(Disponível no Amazon Prime Video em 11/11/2024.)
A sensação que se tem é de que este Summerland, no Brasil Onde Fica o Paraíso, produção britânica de 2020, foi feito sob medida para comover os espectadores. E a diretora e autora do roteiro original Jessica Swale conseguiu o que queria. Não há como as pessoas de bem, sensíveis, não se comoverem com a história de Alice Lamb e do garoto Frank.
Quase toda a ação se passa nos anos 1940, durante a Segunda Guerra Mundial. Crianças de Londres eram levadas, aos milhares, para pequenas cidades do interior, onde ficariam a salvo dos constantes bombardeios da Luftwaffe, a força aérea nazista.
Entre a nova leva de garotos londrinos que chega ao vilarejo da região de Kent em que se passa a história, está Frank (o papel de Lucas Bond), garoto aí de uns 12 anos, ainda criança mas quase adolescente, quase adolescente mas ainda criança. E acontece de ele ser mandado para a casa de Alice Lamb (Gemma Arterton), uma solteirona solitária, mal-humorada, sempre de cara fechada para todos na cidadezinha, que as crianças chamam de bruxa e espiã nazista.
Não é de forma alguma uma espiã nazista, mas mexe com bruxas, entre muitas outras coisas. Alice é uma estudiosa do folclore das Ilhas Britânicas, os mitos, as lendas. Absolutamente workaholic, o dia inteiro envolvida com pesquisas e com a redação de mais uma tese universitária, a mulher tenta como pode se recusar a receber o garoto. Como simplesmente não havia outro jeito, todas as famílias do lugar já estavam com seus pequenos refugiados dos bombardeios nazistas, o garoto vai para a casa dela – mas a mulher, de início, simplesmente se recusa sequer a cozinhar para ele.
E o garoto, que foi retirado de sua casa, de sua mãe – o pai estava na guerra, na R.A.F, a real força aérea –, de sua escola, de seus amigos, de seu meio, é um doce, meu Deus do céu…

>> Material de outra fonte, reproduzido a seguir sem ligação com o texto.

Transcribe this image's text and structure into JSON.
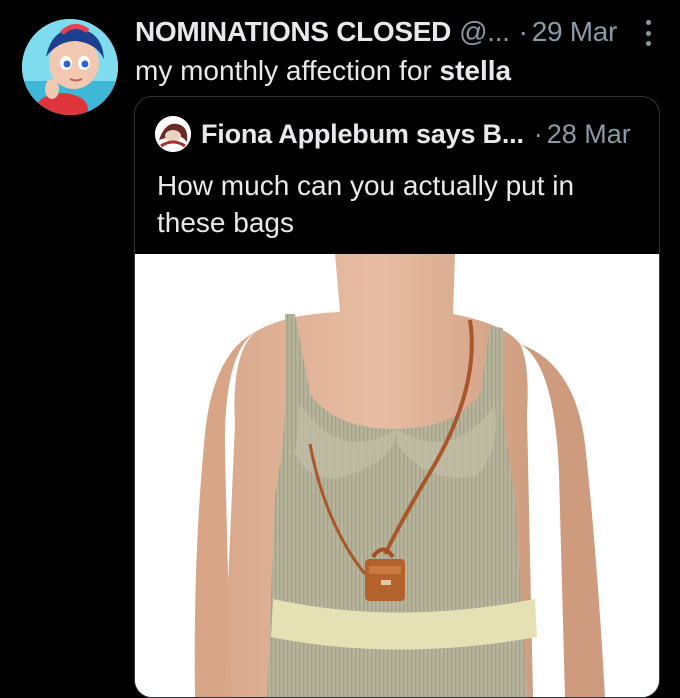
{
  "tweet": {
    "display_name": "NOMINATIONS CLOSED",
    "handle": "@...",
    "separator": "·",
    "time": "29 Mar",
    "text_prefix": "my monthly affection for ",
    "text_bold": "stella"
  },
  "quoted": {
    "display_name": "Fiona Applebum says B...",
    "separator": "·",
    "time": "28 Mar",
    "text": "How much can you actually put in these bags"
  },
  "icons": {
    "more": "more-options-icon",
    "avatar": "avatar",
    "quoted_avatar": "quoted-avatar"
  },
  "colors": {
    "background": "#000000",
    "text": "#e7e9ea",
    "muted": "#8b98a5",
    "border": "#2f3336"
  }
}
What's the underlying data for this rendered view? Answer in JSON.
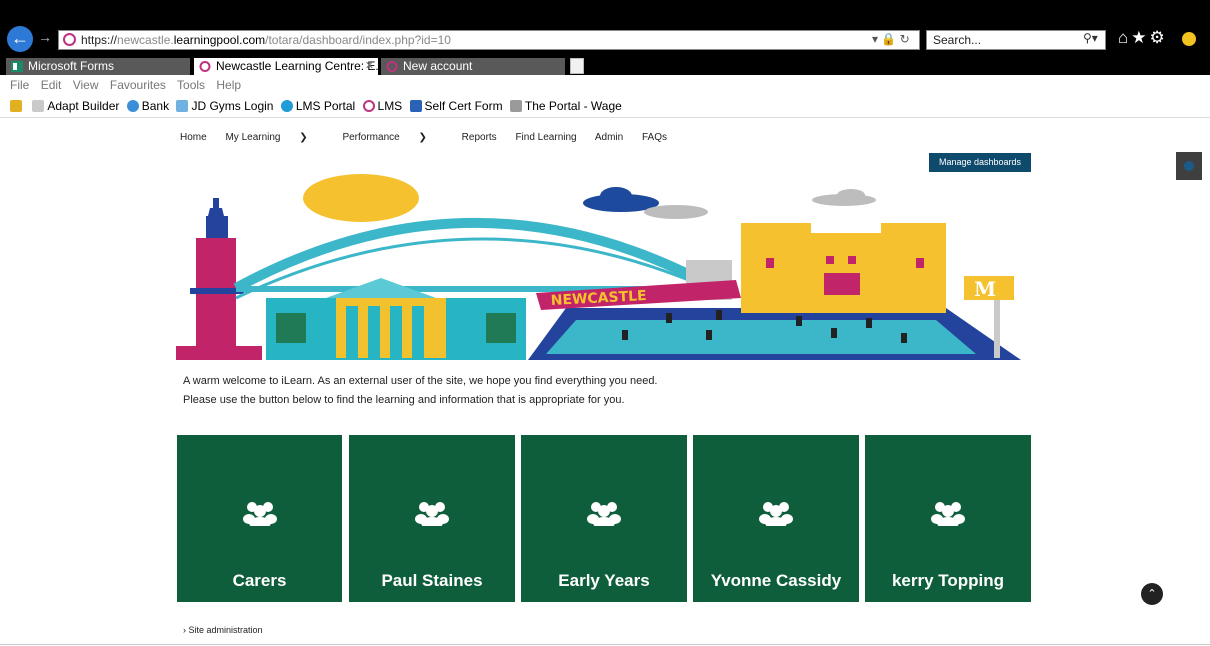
{
  "browser": {
    "url_proto": "https://",
    "url_domain_prefix": "newcastle.",
    "url_domain": "learningpool.com",
    "url_path": "/totara/dashboard/index.php?id=10",
    "search_placeholder": "Search...",
    "tabs": [
      {
        "label": "Microsoft Forms"
      },
      {
        "label": "Newcastle Learning Centre: E..."
      },
      {
        "label": "New account"
      }
    ],
    "menu": [
      "File",
      "Edit",
      "View",
      "Favourites",
      "Tools",
      "Help"
    ],
    "favourites": [
      {
        "label": "Adapt Builder",
        "color": "#c9c9c9"
      },
      {
        "label": "Bank",
        "color": "#3b8fd9"
      },
      {
        "label": "JD Gyms Login",
        "color": "#6fb1e0"
      },
      {
        "label": "LMS Portal",
        "color": "#1f9bd7"
      },
      {
        "label": "LMS",
        "color": "#c0317f"
      },
      {
        "label": "Self Cert Form",
        "color": "#2a62b8"
      },
      {
        "label": "The Portal - Wage",
        "color": "#9a9a9a"
      }
    ]
  },
  "page": {
    "nav": {
      "home": "Home",
      "my_learning": "My Learning",
      "performance": "Performance",
      "reports": "Reports",
      "find_learning": "Find Learning",
      "admin": "Admin",
      "faqs": "FAQs"
    },
    "manage_dashboards": "Manage dashboards",
    "banner_text": "NEWCASTLE",
    "welcome_line1": "A warm welcome to iLearn.  As an external user of the site, we hope you find everything you need.",
    "welcome_line2": "Please use the button below to find the learning and information that is appropriate for you.",
    "tiles": [
      {
        "label": "Carers"
      },
      {
        "label": "Paul Staines"
      },
      {
        "label": "Early Years"
      },
      {
        "label": "Yvonne Cassidy"
      },
      {
        "label": "kerry Topping"
      }
    ],
    "site_admin": "› Site administration",
    "tile_color": "#0e5e3c",
    "accent": "#0e4a6b"
  }
}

Uma pessoa antipática, de maus bofes, grosseira, coração de pedra… que, com o tempo, é claro, é óbvio que vai se afeiçoar à criança, derreter-se toda por ele.
Já vimos isso algumas vezes no cinema, né? Claro, claro, várias vezes, na verdade. Como, para dar apenas um exemplo, O Trem Italiano da Felicidade/Il Treno dei Bambini, da diretora Cristina Comencini, lançado quatro anos após este Summerland, em 2024.
Mas as pessoas se emocionam mundo afora com a história de Alice e Frank. No site agregador de opiniões Rotten Tomatoes, Summerland estava com 78% de aprovação no Tomatometer, ou seja, entre os doutos críticos de cinema, e de 73% no Popcornmeter, entre os mortais comuns assistidores de filmes. No IMDb, o filme tinha, quando escrevo este comentário, nota 7 em 10, média da avaliação de quase 10 mil leitores.
E, se é absolutamente previsível, desde bem no início, que o coração de pedra de Alice vai se derreter por Frank, a trama engendrada pela diretora Jessica Swale vai surpreender fortemente o espectador quando ele chega aos 66 minutos do filme que dura 99. É quase uma reviravolta à la thrillers, à la filmes de mistério, à la Harlan Coben.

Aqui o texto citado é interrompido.